A study by The Ohio State University and Cleveland State University found that electricity ratepayers in Ohio saved a total of $8.7 billion from 2016 through 2018 due to deregulation of retail electricity. These savings are realized through retail shopping, or customers finding a lower rate from a competitive retail electric supplier than the utility price-to-compare, and through lower prices in Standard Service Offering (SSO) Auctions, competitive auctions in which utilities procure electricity for their default service offering. According to the researchers, electricity prices have fallen in deregulated Midwestern states like Ohio and Pennsylvania while they have risen in neighboring regulated states like Indiana and Michigan. Importantly, the study claims that these savings may be jeopardized by subsidies to uncompetitive utility generation resources, which are funded through customer surcharges.

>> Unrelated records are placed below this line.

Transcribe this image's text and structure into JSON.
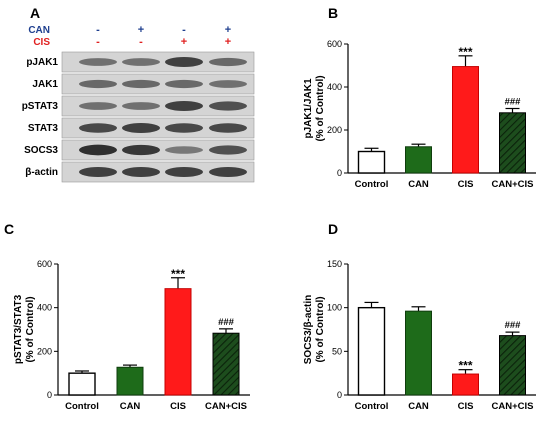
{
  "colors": {
    "control": "#ffffff",
    "can": "#1e6b1a",
    "cis": "#ff1a1a",
    "can_cis": "#1d4d1d",
    "can_label": "#1f3f8f",
    "cis_label": "#e02020"
  },
  "panel_a": {
    "letter": "A",
    "treatments": [
      {
        "label": "CAN",
        "signs": [
          "-",
          "+",
          "-",
          "+"
        ]
      },
      {
        "label": "CIS",
        "signs": [
          "-",
          "-",
          "+",
          "+"
        ]
      }
    ],
    "blots": [
      "pJAK1",
      "JAK1",
      "pSTAT3",
      "STAT3",
      "SOCS3",
      "β-actin"
    ]
  },
  "chart_data": [
    {
      "panel": "B",
      "type": "bar",
      "categories": [
        "Control",
        "CAN",
        "CIS",
        "CAN+CIS"
      ],
      "values": [
        100,
        122,
        495,
        280
      ],
      "errors": [
        15,
        12,
        50,
        20
      ],
      "ylabel": [
        "pJAK1/JAK1",
        "(% of Control)"
      ],
      "ylim": [
        0,
        600
      ],
      "yticks": [
        "0",
        "200",
        "400",
        "600"
      ],
      "annotations": [
        "",
        "",
        "***",
        "###"
      ]
    },
    {
      "panel": "C",
      "type": "bar",
      "categories": [
        "Control",
        "CAN",
        "CIS",
        "CAN+CIS"
      ],
      "values": [
        100,
        127,
        487,
        283
      ],
      "errors": [
        10,
        10,
        50,
        20
      ],
      "ylabel": [
        "pSTAT3/STAT3",
        "(% of Control)"
      ],
      "ylim": [
        0,
        600
      ],
      "yticks": [
        "0",
        "200",
        "400",
        "600"
      ],
      "annotations": [
        "",
        "",
        "***",
        "###"
      ]
    },
    {
      "panel": "D",
      "type": "bar",
      "categories": [
        "Control",
        "CAN",
        "CIS",
        "CAN+CIS"
      ],
      "values": [
        100,
        96,
        24,
        68
      ],
      "errors": [
        6,
        5,
        5,
        4
      ],
      "ylabel": [
        "SOCS3/β-actin",
        "(% of Control)"
      ],
      "ylim": [
        0,
        150
      ],
      "yticks": [
        "0",
        "50",
        "100",
        "150"
      ],
      "annotations": [
        "",
        "",
        "***",
        "###"
      ]
    }
  ]
}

Above normal heat is forecasted to take hold over the bulk of the lower-48 in the 8-14 day window. A higher degree of probability for anomalous heat is in the Mid-Atlantic, New York, and New England, driving bullish risks to eastern power markets. Above normal precipitation risk also takes hold of most of the country, though the northeast is more likely to see normal rain levels.
Texas will share in the heat blast, though the more intense temperature anomalies will take place in the western half of the state. The key here might be the lack of rain, with exceptionally dry conditions allowing for elevated demand risks in ERCOT.